When an acoustic signal is picked up in an environment having reverberation, the original signal is observed with reverberation superimposed thereon. The superimposed reverberation component strongly degrades the clearness of the acoustic signal, making it difficult to extract the original characteristics of the acoustic signal. If an acoustic signal containing reverberation is recognized by an automatic speech recognition (hereinafter called speech recognition) system, for example, the influence of the reverberation significantly lowers the recognition rate of the speech recognition system.
Dereverberation processing is a technique that can eliminate the superimposed reverberation and can restore the original quality of the acoustic signal in such an environment. This makes it possible to restore the clearness of the acoustic signal and improve the speech recognition rate or the like.
Related art of dereverberation processing for eliminating long reverberation includes a method disclosed in Non-patent literature 1.

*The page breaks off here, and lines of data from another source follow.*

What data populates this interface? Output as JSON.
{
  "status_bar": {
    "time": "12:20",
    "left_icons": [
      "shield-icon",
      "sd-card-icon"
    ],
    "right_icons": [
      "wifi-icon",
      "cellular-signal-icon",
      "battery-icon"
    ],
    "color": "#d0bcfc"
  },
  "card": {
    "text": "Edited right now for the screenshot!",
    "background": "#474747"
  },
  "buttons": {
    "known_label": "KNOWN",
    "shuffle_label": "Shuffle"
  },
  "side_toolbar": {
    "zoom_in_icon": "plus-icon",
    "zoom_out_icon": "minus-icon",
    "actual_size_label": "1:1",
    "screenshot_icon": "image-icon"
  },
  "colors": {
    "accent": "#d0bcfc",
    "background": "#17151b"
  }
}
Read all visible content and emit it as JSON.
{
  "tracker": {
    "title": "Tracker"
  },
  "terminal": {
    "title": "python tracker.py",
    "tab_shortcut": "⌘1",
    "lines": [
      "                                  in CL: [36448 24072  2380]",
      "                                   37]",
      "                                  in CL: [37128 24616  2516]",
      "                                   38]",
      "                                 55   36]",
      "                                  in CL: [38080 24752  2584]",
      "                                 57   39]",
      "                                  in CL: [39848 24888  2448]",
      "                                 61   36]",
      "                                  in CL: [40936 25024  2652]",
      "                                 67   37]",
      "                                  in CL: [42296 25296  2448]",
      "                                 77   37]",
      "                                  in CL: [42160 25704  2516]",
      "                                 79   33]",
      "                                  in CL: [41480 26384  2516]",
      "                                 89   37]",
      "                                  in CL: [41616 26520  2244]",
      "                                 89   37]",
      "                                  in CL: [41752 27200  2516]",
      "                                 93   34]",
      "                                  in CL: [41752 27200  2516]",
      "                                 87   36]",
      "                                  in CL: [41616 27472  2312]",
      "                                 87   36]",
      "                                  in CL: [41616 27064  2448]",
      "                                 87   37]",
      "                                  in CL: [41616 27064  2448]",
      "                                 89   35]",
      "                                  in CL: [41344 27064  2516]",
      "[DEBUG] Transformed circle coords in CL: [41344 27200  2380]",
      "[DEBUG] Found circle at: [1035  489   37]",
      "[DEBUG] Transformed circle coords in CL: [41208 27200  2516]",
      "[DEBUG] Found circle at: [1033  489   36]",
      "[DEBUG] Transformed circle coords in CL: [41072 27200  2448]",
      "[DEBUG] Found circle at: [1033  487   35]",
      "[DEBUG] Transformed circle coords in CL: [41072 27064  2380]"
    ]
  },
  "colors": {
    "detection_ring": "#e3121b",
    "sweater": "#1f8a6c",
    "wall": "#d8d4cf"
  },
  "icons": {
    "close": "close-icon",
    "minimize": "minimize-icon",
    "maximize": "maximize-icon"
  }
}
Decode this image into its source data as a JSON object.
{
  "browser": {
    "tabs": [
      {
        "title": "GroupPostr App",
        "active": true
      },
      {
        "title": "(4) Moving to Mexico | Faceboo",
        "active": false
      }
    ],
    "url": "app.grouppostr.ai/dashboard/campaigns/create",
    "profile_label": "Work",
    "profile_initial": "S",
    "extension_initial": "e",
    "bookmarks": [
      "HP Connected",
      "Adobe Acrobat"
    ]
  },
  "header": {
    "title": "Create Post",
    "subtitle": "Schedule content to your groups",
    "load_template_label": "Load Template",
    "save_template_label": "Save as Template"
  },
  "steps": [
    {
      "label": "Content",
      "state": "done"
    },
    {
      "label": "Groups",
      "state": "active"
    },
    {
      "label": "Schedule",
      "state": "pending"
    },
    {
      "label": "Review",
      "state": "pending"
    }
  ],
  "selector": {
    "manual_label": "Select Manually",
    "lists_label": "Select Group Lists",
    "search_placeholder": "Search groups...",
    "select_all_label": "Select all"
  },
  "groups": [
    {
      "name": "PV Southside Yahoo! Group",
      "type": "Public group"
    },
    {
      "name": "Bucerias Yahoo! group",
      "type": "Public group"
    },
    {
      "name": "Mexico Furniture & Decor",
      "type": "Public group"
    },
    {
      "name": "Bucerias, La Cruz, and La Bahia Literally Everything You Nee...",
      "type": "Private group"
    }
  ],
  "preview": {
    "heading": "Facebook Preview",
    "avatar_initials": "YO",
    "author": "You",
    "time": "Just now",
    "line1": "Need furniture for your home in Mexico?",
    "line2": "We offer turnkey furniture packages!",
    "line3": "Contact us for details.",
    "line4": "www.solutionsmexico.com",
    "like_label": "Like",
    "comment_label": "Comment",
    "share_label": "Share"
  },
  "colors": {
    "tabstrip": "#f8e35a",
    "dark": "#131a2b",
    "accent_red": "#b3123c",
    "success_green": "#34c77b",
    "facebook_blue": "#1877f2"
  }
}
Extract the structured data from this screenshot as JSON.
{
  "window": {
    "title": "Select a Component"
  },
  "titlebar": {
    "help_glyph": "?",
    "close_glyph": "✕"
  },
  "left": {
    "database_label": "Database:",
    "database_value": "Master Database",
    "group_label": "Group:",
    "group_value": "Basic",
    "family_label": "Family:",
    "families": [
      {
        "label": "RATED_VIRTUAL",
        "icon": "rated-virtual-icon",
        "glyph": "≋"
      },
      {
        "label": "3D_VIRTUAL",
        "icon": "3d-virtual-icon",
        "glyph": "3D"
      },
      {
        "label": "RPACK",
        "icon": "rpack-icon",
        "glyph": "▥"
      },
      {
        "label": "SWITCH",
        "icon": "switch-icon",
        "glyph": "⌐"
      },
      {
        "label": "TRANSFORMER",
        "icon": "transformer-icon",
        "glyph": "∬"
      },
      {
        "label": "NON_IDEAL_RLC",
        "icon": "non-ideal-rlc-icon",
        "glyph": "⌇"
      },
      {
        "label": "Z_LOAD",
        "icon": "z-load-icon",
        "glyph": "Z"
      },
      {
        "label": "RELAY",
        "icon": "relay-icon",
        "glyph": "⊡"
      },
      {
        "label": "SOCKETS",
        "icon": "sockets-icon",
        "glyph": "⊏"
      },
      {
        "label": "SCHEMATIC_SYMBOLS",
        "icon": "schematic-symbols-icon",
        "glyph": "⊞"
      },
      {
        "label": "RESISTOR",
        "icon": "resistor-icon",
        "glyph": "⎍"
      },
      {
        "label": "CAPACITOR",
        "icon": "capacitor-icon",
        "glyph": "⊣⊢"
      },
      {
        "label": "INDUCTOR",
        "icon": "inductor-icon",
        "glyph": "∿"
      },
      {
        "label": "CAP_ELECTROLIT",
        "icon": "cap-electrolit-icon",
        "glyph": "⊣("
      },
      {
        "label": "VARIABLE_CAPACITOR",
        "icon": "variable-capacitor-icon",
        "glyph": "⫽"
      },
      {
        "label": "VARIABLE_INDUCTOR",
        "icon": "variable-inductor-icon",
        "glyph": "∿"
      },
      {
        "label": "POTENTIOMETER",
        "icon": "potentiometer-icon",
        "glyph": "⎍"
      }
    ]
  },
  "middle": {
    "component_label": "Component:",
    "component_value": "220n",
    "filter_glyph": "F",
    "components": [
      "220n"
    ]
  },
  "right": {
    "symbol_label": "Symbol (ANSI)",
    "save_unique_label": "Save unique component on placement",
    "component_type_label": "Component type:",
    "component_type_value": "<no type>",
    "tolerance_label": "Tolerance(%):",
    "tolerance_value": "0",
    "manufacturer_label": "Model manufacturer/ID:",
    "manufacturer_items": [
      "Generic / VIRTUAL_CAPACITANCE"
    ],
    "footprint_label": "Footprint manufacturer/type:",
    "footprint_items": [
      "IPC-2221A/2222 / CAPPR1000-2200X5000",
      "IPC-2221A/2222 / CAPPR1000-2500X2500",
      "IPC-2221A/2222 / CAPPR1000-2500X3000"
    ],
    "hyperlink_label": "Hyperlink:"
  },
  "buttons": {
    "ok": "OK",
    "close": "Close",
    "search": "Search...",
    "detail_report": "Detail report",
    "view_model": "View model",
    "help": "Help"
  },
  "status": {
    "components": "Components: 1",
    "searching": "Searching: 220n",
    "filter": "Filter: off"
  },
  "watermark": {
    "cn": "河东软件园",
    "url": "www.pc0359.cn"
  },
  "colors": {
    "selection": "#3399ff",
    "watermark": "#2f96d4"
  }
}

In the related art, late reverberation is assumed to be attenuated exponentially; an exponential function is used to estimate the energy of late reverberation; and reverberation is eliminated accordingly. More specifically, the observed signal is converted to a frequency-domain signal; the frequency-domain signal is assumed to be the sum of direct sound and late reverberation at each frequency; a model representing reverberation whose energy decreases exponentially (multi-band decay model) is used to estimate model parameters; and late reverberation is eliminated by applying spectral subtraction to both the estimated late reverberation energy and the observed signal energy. An end portion of the sound where just the late reverberation is observed is used to estimate the model parameters.
Non-patent literature 1: I. Tashev and D. Allred, “Reverberation Reduction for Improved Speech Recognition,” 2005 Joint Workshop on Hands-Free Speech Communication and Microphone Arrays.